Under the plan, announced by VA Secretary Bob McDonald on the eve of the Veterans Day holiday, the VA will appoint a new chief customer service officer and establish a single website or phone access point for all VA services by region from medical care to disability benefits to home loans.
The new customer service officer will report directly to McDonald, a former chief executive of consumer goods giant Procter & Gamble Co who took charge of the agency in July.
"We've begun what may become the largest restructuring in the department's history," McDonald told a forum sponsored by the Washington Post on Monday. "We call that reorganization My VA. That's how we want veterans to view it."
He said the reorganization, which also will combine support services for various VA divisions, is designed to change the agency's culture to create better outcomes for veterans.
The VA scandal revealed that regional agency officials in some cases had covered up months-long waiting lists for medical appointments in order to meet internal goals that enabled them to receive bonus awards.
Representative Jeff Miller, the Republican chairman of the House Veterans Affairs Committee, expressed frustration with the lack of firings at the agency, despite new disciplinary powers granted to McDonald in legislation passed in July.
"New plans, initiatives and organizational structures are all well and good, but they will not produce their intended results until VA rids itself of the employees who have shaken veterans' trust in the system.

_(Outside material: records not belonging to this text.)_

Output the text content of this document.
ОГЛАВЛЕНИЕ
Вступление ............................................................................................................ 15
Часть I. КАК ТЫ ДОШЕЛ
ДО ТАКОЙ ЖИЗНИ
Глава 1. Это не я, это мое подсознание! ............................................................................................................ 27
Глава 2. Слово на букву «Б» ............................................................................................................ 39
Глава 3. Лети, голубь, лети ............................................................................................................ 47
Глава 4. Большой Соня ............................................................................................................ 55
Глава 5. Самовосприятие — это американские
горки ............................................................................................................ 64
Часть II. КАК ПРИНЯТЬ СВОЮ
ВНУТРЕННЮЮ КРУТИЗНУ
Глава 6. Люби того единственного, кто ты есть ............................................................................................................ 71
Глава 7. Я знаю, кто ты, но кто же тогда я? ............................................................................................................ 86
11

So far VA hasn’t done that," Miller said in a statement on the VA's restructuring.
On Sunday, McDonald said in an interview with the CBS program "60 Minutes" that he is considering taking disciplinary actions, including firings, of up to 1,000 VA staff. He added that such actions were still arduous, requiring sound legal grounds and the ability to survive an appeal.
The July legislation also provided $16 billion for the VA to hire more doctors and nurses and provide outside medical care to veterans who have to wait 30 days or more for an appointment or who live more than 40 miles from a VA facility.